Again, ploughing a path which would seem them alienated lyrically from other bands who concentrated on more “earthy” subjects, “The Fountain of Salmacis” is based on the ancient Greek myth of the nymph Salmacis who pursued the demigod Hermaphroditus, until she ended up merging with him and they became one being, hence the idea of hermaphrodites. You keeping up? Good. But lyrical matter aside, it's a beautiful song, which opens with a swirling, almost echoing keyboard that grows and falls back, grows and falls back, almost like the tide ebbing and flowing, that then gives way to Collins's workmanilke drums and Gabriel's vocal as he relates the story. The tempo picks up then as Hermaphroditus, pursuing a stag, finds himself chased by a lusty nymph. Again there are some great vocal effects, with Gabriel singing the main line and Collins (?) singing another one, as Marillion would later repeat on “Fugazi”.

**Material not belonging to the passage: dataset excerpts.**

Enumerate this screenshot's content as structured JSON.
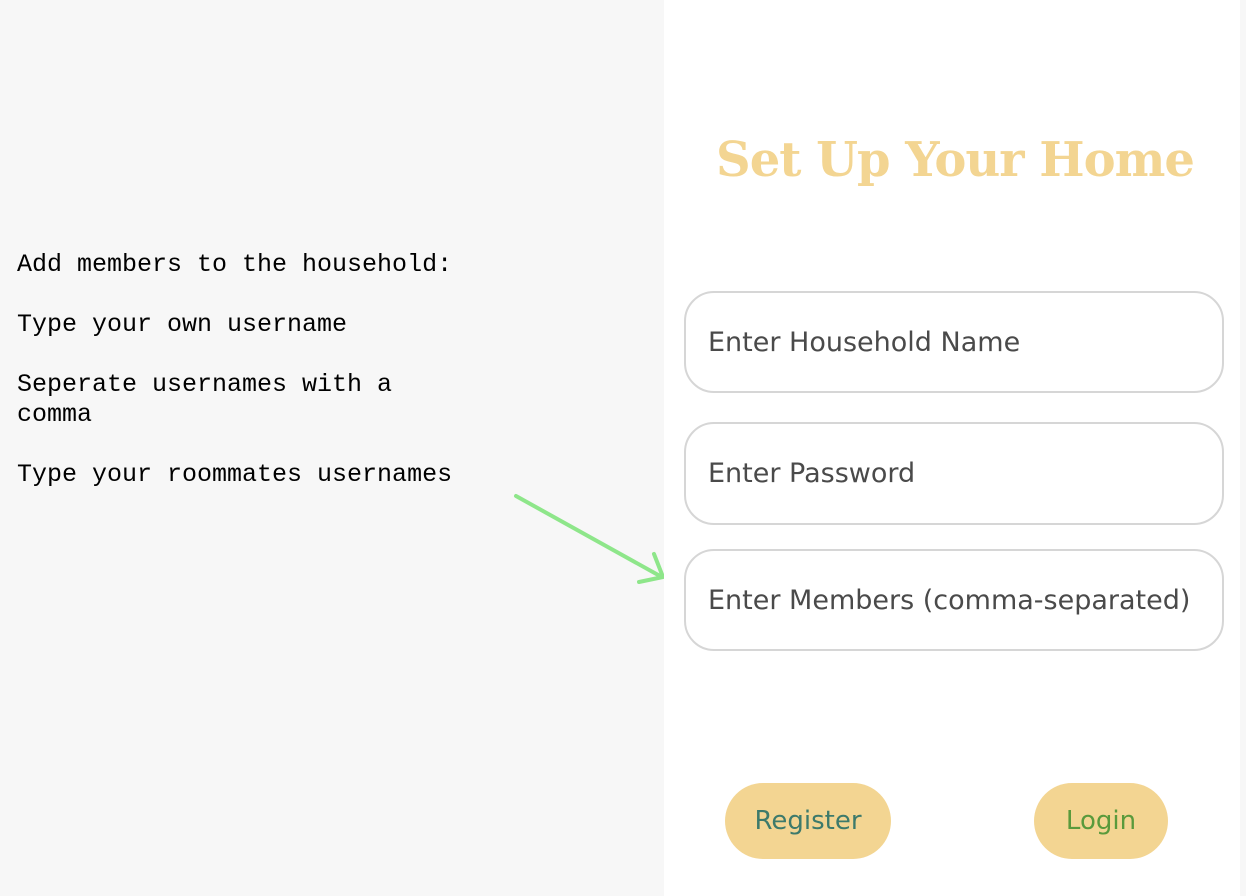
{
  "instructions": {
    "line1": "Add members to the household:",
    "line2": "Type your own username",
    "line3": "Seperate usernames with a comma",
    "line4": "Type your roommates usernames"
  },
  "form": {
    "title": "Set Up Your Home",
    "household_placeholder": "Enter Household Name",
    "password_placeholder": "Enter Password",
    "members_placeholder": "Enter Members (comma-separated)",
    "register_label": "Register",
    "login_label": "Login"
  },
  "colors": {
    "accent": "#f3d592",
    "arrow": "#8ee68a",
    "register_text": "#3d7a6b",
    "login_text": "#5a9a3c"
  },
  "icons": {
    "arrow": "arrow-pointing-to-members-field"
  }
}
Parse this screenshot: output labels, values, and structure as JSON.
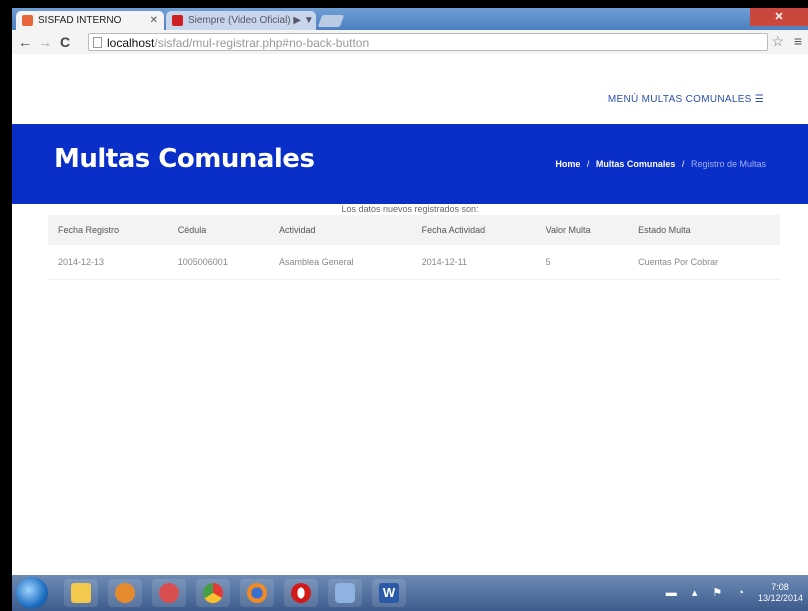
{
  "browser": {
    "tabs": [
      {
        "title": "SISFAD INTERNO",
        "active": true,
        "favicon_color": "#e8663a"
      },
      {
        "title": "Siempre (Video Oficial) ▶ ▼",
        "active": false,
        "favicon_color": "#cc1f1f"
      }
    ],
    "address": {
      "host": "localhost",
      "path": "/sisfad/mul-registrar.php#no-back-button"
    },
    "nav": {
      "back": "←",
      "forward": "→",
      "reload": "C"
    },
    "star_icon": "☆",
    "menu_icon": "≡"
  },
  "header": {
    "menu_label": "MENÚ MULTAS COMUNALES ☰"
  },
  "banner": {
    "title": "Multas Comunales",
    "breadcrumb": {
      "home": "Home",
      "section": "Multas Comunales",
      "current": "Registro de Multas",
      "separator": "/"
    },
    "color": "#0a2ec8"
  },
  "results": {
    "caption": "Los datos nuevos registrados son:",
    "columns": [
      "Fecha Registro",
      "Cédula",
      "Actividad",
      "Fecha Actividad",
      "Valor Multa",
      "Estado Multa"
    ],
    "rows": [
      [
        "2014-12-13",
        "1005006001",
        "Asamblea General",
        "2014-12-11",
        "5",
        "Cuentas Por Cobrar"
      ]
    ]
  },
  "taskbar": {
    "apps": [
      {
        "name": "explorer-icon",
        "color": "#f2c94c"
      },
      {
        "name": "media-player-icon",
        "color": "#e68a2e"
      },
      {
        "name": "paint-icon",
        "color": "#d94f4f"
      },
      {
        "name": "chrome-icon",
        "color": "#4caf50"
      },
      {
        "name": "firefox-icon",
        "color": "#f08a24"
      },
      {
        "name": "opera-icon",
        "color": "#d11a1a"
      },
      {
        "name": "virtualbox-icon",
        "color": "#8fb3e0"
      },
      {
        "name": "word-icon",
        "color": "#2b5aa8"
      }
    ],
    "tray_icons": "▬ ▴ ⚑ ◔",
    "time": "7:08",
    "date": "13/12/2014"
  }
}
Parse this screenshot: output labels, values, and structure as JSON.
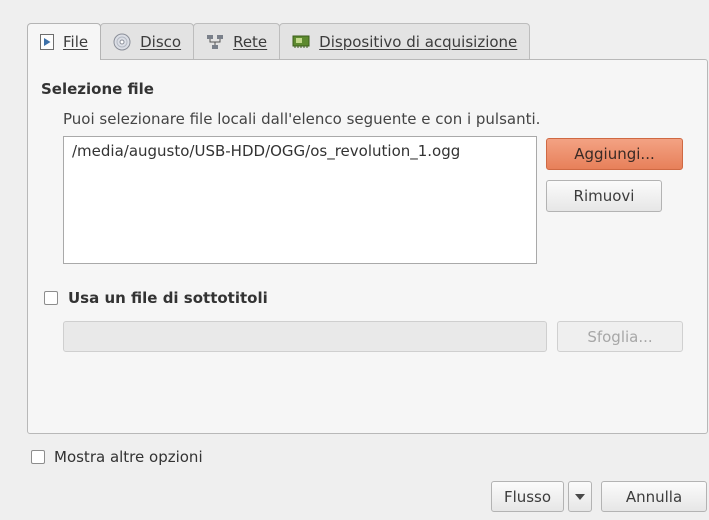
{
  "tabs": [
    {
      "label": "File",
      "icon": "play-file-icon",
      "active": true
    },
    {
      "label": "Disco",
      "icon": "disc-icon",
      "active": false
    },
    {
      "label": "Rete",
      "icon": "network-icon",
      "active": false
    },
    {
      "label": "Dispositivo di acquisizione",
      "icon": "capture-card-icon",
      "active": false
    }
  ],
  "file_selection": {
    "title": "Selezione file",
    "hint": "Puoi selezionare file locali dall'elenco seguente e con i pulsanti.",
    "files": [
      "/media/augusto/USB-HDD/OGG/os_revolution_1.ogg"
    ],
    "add_label": "Aggiungi...",
    "remove_label": "Rimuovi"
  },
  "subtitles": {
    "checkbox_label": "Usa un file di sottotitoli",
    "checked": false,
    "path_value": "",
    "browse_label": "Sfoglia..."
  },
  "more_options": {
    "label": "Mostra altre opzioni",
    "checked": false
  },
  "footer": {
    "stream_label": "Flusso",
    "cancel_label": "Annulla"
  },
  "colors": {
    "accent": "#e98a63",
    "window_bg": "#efefef",
    "panel_bg": "#f6f6f6"
  }
}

The song runs for eight minutes, therefore making it the third epic on the album, and around the second minute that swirling, rising keyboard line returns to usher in the next verse. In the denouement, as the demigod shrinks back from the nymph and she refuses to be parted from him and calls on the gods to witness their union, Collins goes mad on the kit, with Banks setting up a real tarantella on the mellotron, driving home the danger and the urgency as Hermaphroditus tries to get away, unsuccessfully. A squealing guitar solo from Hackett underlines the struggle, then a vocal chorus witnesses the joining. Another long instrumental passage, somewhat in the mould of “Hogweed” before Banks takes control again with first the mellotron then a reprise of the keyboard intro to take the song into its final verse, the doom of the god and a sonorous organ brings everything to a close as Gabriel sighs ”Both had given everything they had” and they had, quite literally, each giving up their individuality to become one. A metaphor for marriage? Maybe. Don't ask me. All I know is there is a superb guitar solo to almost close the track, and the album out, before a rising organ and sussurating cymbals underline the final chapter in this tragedy, and with that final flourish the album comes to an end.

TRACK LISTING

The Musical Box
For Absent Friends
The Return of the Giant Hogweed
Seven Stones
Harold the Barrel
Harlequin
The Fountain of Salmacis

There's nobody, myself included, who could deny this album is self-indulgent, and on a grand scale. Not really until Yes began getting established, and ELP came on the scene, would rock see such excess both in terms of lyrical content and musical interpretation. None of these songs, like the previous album in fact, feature anything like a rock guitar solo, a verse/verse/chorus/verse structure; in fact, some of the songs don't even have choruses and in that way I suppose they're as close to jazz in terms of being freeform. The songs tend to look to teach rather than just repeat cliches, to open up a world of classical influences, including literature, theatre, philosophy and religion, and to make the listener actually think about the lyrics. It's a heavy album, but worth the slogging through I believe.

But if their newly won fans thought that was epic, they would be knocked sideways by what they would hear next.